Teachers - tell students you're leaving the school?

Anonymous
Anonymous wrote:
Anonymous wrote:I'm a teacher, and I've taught in several geographic locations (reason for leaving schools was moving). Here are a few tips:

1. Don't make a production about telling the kids. Don't say anything until your last week, and then you can calmly tell students. This has always come up naturally for me: a student has asked what I was doing for summer, and I'd casually explain that my family was moving, or a student would ask if I would be her teacher next year, and I'd calmly say that I was leaving the school, but that I would "always consider you my student and would be very happy if you emailed me some day to say how you are doing." Do NOT tell students you are unhappy at the school. I've known some teachers who did this, and it always looks unprofessional (because it is). It is not in the children's best interest to be exposed to that sort of thing.

2. When a former student contacts you in the future, don't ever tell them anything negative about the school, even if you hated it and admin was a mess.


Former teacher and current principal here: the above is excellent advice. Wait until the last week to say anything. Does your principal know you are looking to leave? I couldn't tell by your response at 23:30. If not, please share right away. The last thing you want is someone calling your administrator for a reference and he/she is taken by surprise that you're even looking to leave.

Good luck to you!


All great advice. Tell them casually in conversation after you have given notice. I've left a school I hated but didn't say one negative thing about the school. You want to be closer to home, want to teach a different grade, may move to that area, something neutral.
Anonymous
OP here. I officially accepted a new job (yay!) last week, and told my admin. I did not talk about telling the kids. I will tell them the last day of school (or maybe the day before). It is closer to my house, and that's what I'm going to say. I think they'll press me on it, so I need to have some things ready to say.

I made a new gmail account (misslarla@gmail.com) which I am going to share with them if they want to stay in touch.
Anonymous
My dd just finished sixth grade and her math/science teacher told them she's moving to New Mexico for her husbands job.

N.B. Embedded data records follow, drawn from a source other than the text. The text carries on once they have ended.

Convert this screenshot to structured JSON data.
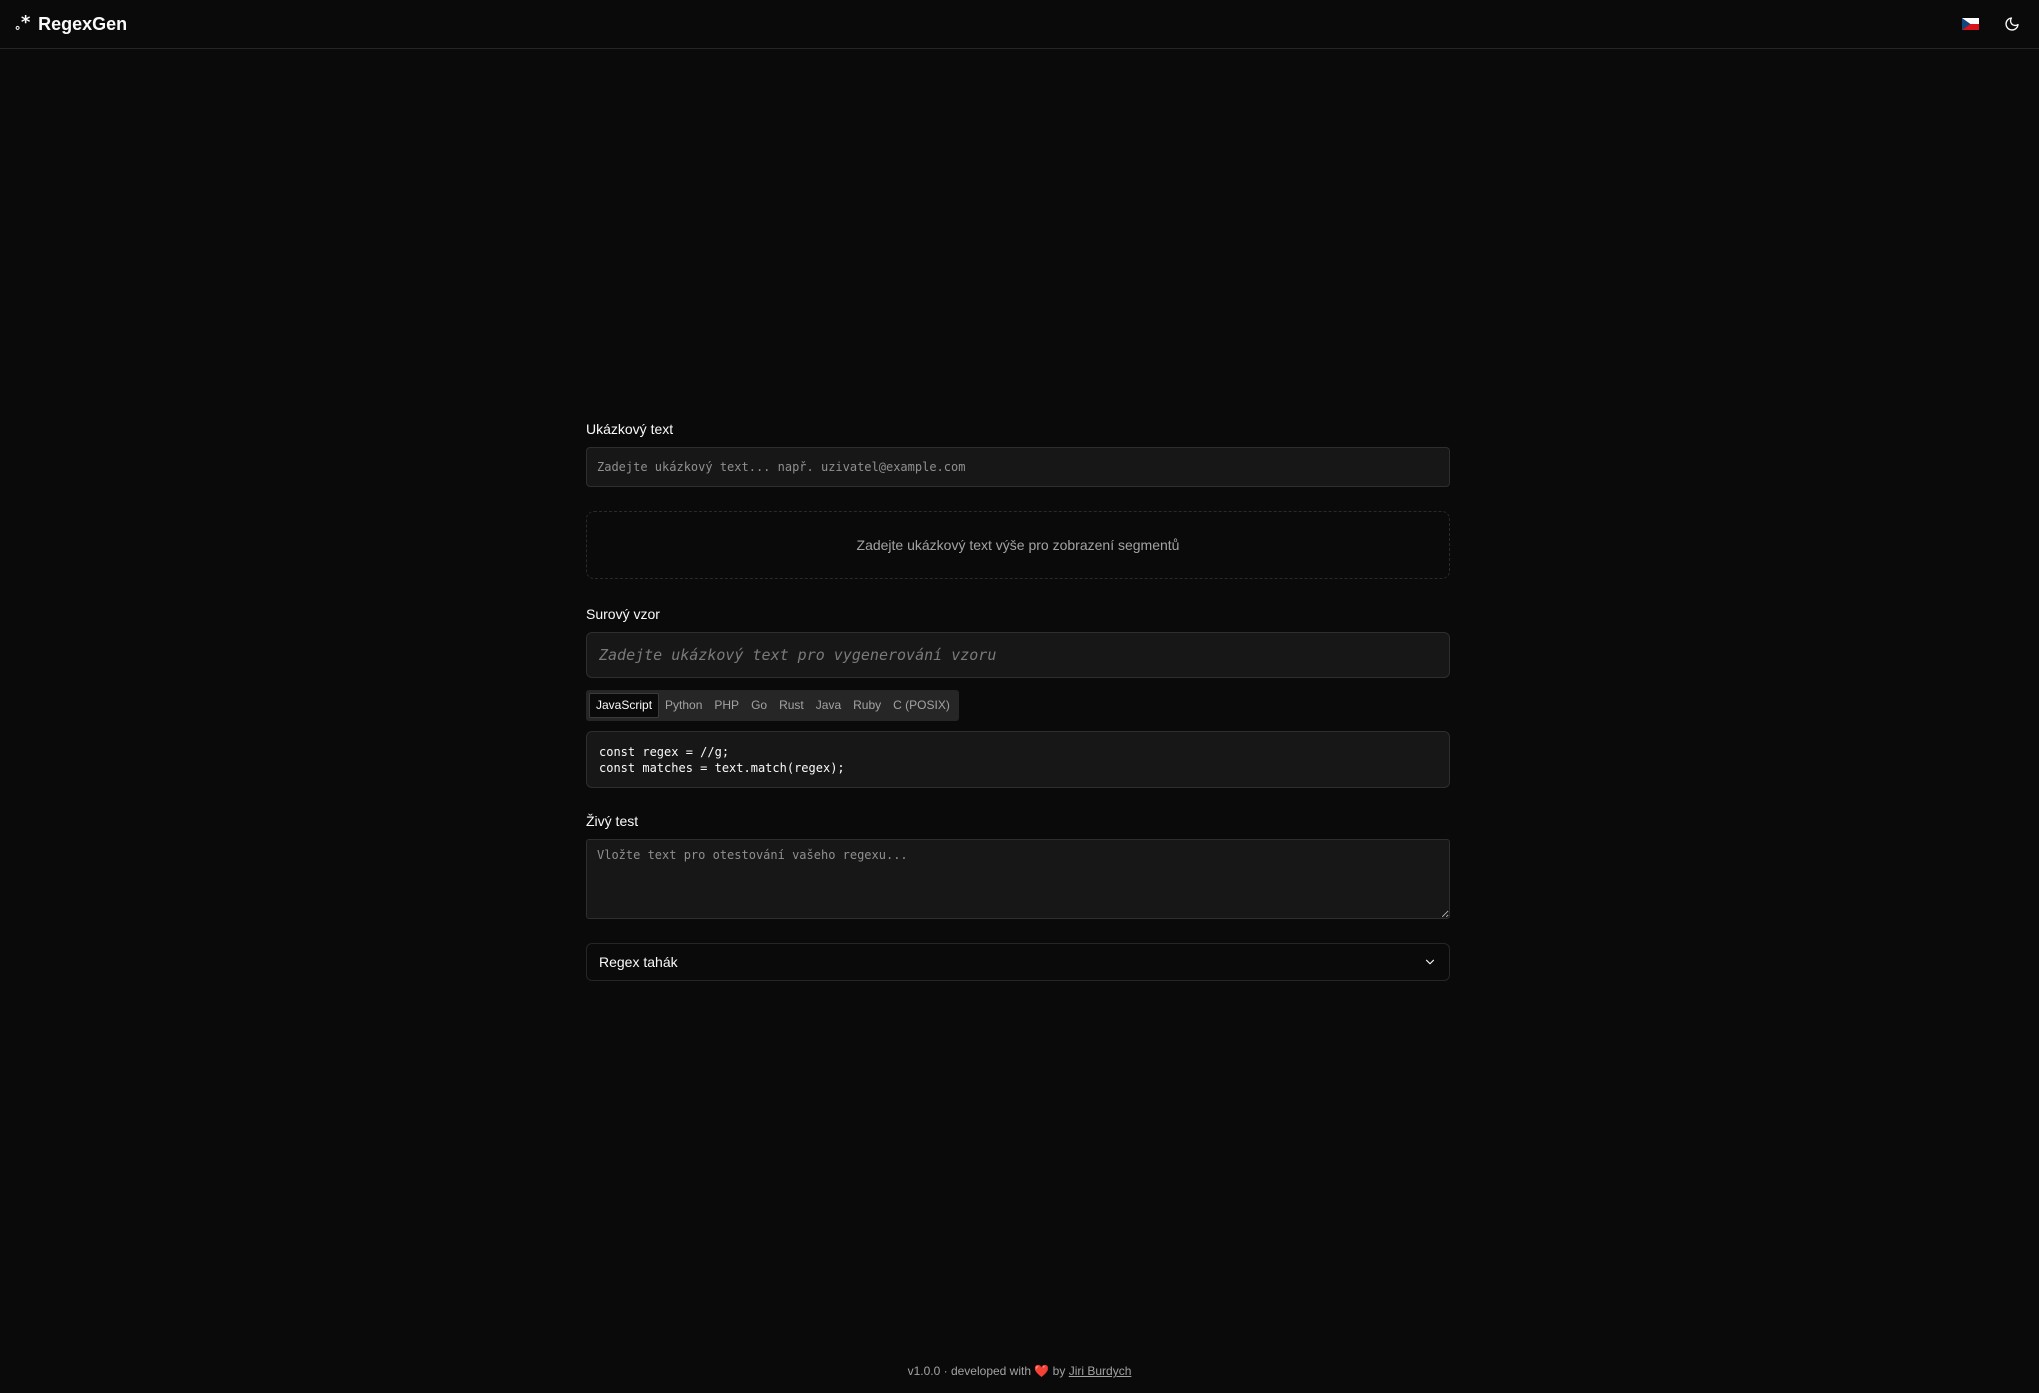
{
  "header": {
    "brand_icon": "brand-regex-icon",
    "brand_name": "RegexGen",
    "language_flag": "cz-flag-icon",
    "theme_toggle": "moon-icon"
  },
  "sample": {
    "label": "Ukázkový text",
    "placeholder": "Zadejte ukázkový text... např. uzivatel@example.com",
    "value": ""
  },
  "segments": {
    "empty_text": "Zadejte ukázkový text výše pro zobrazení segmentů"
  },
  "pattern": {
    "label": "Surový vzor",
    "placeholder": "Zadejte ukázkový text pro vygenerování vzoru",
    "value": ""
  },
  "languages": {
    "selected": "JavaScript",
    "tabs": [
      "JavaScript",
      "Python",
      "PHP",
      "Go",
      "Rust",
      "Java",
      "Ruby",
      "C (POSIX)"
    ]
  },
  "code": {
    "line1": "const regex = //g;",
    "line2": "const matches = text.match(regex);"
  },
  "live_test": {
    "label": "Živý test",
    "placeholder": "Vložte text pro otestování vašeho regexu...",
    "value": ""
  },
  "cheatsheet": {
    "title": "Regex tahák",
    "expanded": false
  },
  "footer": {
    "prefix": "v1.0.0 · developed with",
    "heart": "❤️",
    "by": "by",
    "author": "Jiri Burdych"
  },
  "colors": {
    "background": "#0a0a0a",
    "surface": "#171717",
    "border": "#2e2e2e",
    "text": "#fafafa",
    "muted": "#a3a3a3"
  }
}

None of the kids really cared. Her AP/guidance counselor is leaving to be principal at an elementary school nearby. They threw him a surprise going away party, he cried, and gave dd and one boy his cell phone number and email addres. Dd has sworn to hate his replacement as an act of loyalty.

Don't tell kids until you have a signed contract.
Anonymous
I got involuntarily transferred to another school in the district. I told the kids at the end of last week (perhaps a bit early), and they seemed sad at the time. I didn't think it was such a big deal either way. I teach 3rd grade, fwiw.
Anonymous
OP here, I do have a signed contract. I just feel like I have to tell them because I know they're going to say "see you in September!" And I can't say that knowing it's not true
Anonymous
I would not ask the principal and I would not tell the students.
Anonymous
I told my students both times I switched schools. They were upset, but when I reminded them that they were moving on too (I also teach 8th grade, so they're going to high school), it wasn't as big of a deal.

It came up pretty naturally. The kids asked what I was teaching next year, and I said I was going to xyz school and wasn't sure what it would be. "Why are you leaving?" "Because I want a better commute/because I had a baby and need something closer to home/because whatever reason you want to say".

It's never been a big deal with admin, and parents have never shown concern. I am a well liked, effective teacher, so it's not like they were happy to be rid of me (at least, I don't think so!) Teacher transfer is pretty natural/common, especially at low income schools.